Wednesday, February 29, 2012

Mouse Stuffing Made Easy




There aren't too many "how to" classes in New York that catch my attention. Quilting is one. Stuffing mice is another.
I have seen these mice and they are fantastic.
Here is an excerpt from the description. The link to the Morbid Anatomy blog with details and links to sign up for the course here.

The one-day workshop, which teaches students how to stuff dead mice and pose them up as if they were humans, is becoming a popular pastime in New York.

White-haired mice styled in tutus and polka dot hair bows; their spindly paws strumming miniature guitars - even reading the New York Times - were photographed in Ms Jeiven's class.

An educator and tattoo artist, Sue Jeiven begins the four-hour lesson handing out the lifeless little creatures, having sucked out their blood with a syringe beforehand. A statement on the class website warns only feeder mice are used for the arts and crafts session.

But strange or morbid as it might seem to some, anthropomorphic taxidermy – the practice of mounting and displaying taxidermied animals as if they were humans or engaged in human activities – has a long and storied history, beginning with the most privileged classes.
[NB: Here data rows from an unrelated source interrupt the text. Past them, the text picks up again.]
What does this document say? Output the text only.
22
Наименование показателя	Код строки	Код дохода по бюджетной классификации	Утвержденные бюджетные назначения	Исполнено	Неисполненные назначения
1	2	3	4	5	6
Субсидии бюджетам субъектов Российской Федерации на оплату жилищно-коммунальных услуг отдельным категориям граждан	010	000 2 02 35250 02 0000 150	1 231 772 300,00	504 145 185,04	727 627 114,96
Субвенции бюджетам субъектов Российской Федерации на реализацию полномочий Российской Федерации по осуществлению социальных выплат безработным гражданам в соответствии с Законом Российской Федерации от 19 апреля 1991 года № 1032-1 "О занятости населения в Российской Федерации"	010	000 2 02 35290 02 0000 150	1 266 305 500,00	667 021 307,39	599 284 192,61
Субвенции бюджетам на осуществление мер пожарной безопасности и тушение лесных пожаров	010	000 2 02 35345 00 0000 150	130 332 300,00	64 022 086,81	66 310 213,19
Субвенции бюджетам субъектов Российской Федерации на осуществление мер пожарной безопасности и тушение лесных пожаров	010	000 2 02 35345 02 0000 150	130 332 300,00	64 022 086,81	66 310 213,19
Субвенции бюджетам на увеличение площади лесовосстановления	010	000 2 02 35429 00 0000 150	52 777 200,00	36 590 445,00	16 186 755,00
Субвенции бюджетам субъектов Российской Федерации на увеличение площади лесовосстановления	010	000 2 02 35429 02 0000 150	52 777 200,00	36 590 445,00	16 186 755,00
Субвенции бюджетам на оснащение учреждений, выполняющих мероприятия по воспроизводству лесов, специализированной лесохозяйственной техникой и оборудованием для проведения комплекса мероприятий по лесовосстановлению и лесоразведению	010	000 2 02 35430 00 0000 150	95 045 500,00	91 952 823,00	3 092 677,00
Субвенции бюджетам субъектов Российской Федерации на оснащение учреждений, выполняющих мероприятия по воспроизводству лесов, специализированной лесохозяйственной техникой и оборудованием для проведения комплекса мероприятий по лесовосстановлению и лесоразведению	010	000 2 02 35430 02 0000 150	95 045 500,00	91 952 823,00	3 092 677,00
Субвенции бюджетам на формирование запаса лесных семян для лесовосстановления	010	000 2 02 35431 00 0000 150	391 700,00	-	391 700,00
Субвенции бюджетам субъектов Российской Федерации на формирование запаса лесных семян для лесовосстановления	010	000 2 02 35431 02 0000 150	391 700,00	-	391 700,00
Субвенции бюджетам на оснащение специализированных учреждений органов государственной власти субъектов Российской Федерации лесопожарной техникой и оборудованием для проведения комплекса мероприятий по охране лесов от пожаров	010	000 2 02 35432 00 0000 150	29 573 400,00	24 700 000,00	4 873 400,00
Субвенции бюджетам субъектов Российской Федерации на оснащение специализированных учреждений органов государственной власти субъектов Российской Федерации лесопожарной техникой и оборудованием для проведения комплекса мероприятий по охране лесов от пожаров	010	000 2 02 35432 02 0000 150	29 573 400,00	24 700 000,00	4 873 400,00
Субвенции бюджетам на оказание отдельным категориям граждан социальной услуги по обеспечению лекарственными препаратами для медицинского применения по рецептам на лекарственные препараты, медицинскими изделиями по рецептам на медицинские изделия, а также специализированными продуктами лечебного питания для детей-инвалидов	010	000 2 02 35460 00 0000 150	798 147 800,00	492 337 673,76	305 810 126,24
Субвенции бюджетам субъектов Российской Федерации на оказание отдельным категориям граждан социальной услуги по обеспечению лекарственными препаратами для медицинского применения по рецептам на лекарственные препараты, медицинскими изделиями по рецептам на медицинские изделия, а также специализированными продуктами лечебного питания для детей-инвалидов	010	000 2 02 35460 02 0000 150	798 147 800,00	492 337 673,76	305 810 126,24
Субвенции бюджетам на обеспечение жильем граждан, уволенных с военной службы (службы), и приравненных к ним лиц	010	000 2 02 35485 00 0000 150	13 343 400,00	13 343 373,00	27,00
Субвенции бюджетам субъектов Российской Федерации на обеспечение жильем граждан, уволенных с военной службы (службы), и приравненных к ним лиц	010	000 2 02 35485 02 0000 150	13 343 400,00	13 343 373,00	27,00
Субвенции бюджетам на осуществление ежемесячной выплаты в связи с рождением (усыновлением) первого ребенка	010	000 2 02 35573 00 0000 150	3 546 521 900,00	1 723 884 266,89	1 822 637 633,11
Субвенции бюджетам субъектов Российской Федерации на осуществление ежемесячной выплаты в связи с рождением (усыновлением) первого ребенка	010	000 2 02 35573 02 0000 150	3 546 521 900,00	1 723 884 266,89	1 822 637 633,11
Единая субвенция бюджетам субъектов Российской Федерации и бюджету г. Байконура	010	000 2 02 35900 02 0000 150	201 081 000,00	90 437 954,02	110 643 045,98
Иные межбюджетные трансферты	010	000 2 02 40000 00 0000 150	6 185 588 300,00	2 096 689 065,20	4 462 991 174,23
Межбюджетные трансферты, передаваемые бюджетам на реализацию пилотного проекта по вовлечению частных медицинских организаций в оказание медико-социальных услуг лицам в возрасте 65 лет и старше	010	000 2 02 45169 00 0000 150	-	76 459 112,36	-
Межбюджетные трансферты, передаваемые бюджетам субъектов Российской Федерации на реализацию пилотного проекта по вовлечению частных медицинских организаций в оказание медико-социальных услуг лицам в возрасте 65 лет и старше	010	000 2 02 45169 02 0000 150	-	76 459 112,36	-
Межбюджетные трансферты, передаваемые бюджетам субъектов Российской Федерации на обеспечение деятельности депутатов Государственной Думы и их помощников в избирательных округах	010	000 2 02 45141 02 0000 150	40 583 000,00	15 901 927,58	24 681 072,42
It was a popular art form during the Victorian and Edwardian eras; the best known practitioner of the art form being British taxidermist Walter Potter, whose works included The Kitten Wedding and The Kitten Tea Party, which the mind immediately wants to imagine.

For anyone looking for that extra-authentic flavour to their fireplace display, Susan Jeiven's anthropomorphic taxidermy class might just the class you're looking for.

At the Morbid Academy, as Jeiven calls it, about 20 students learn to transform the bodies of dead white mice into human-like pantomimes. In one example, a white mouse holds a miniature classical guitar. In another, a mouse wearing a pink bow on its head reads a tiny facsimile of the New York Times.

I am also very pleased to announce that we just added five new classes to our roster, and four of those still have vacancies.

1 comment:

Goggla said...

Well, that's not something you see every day!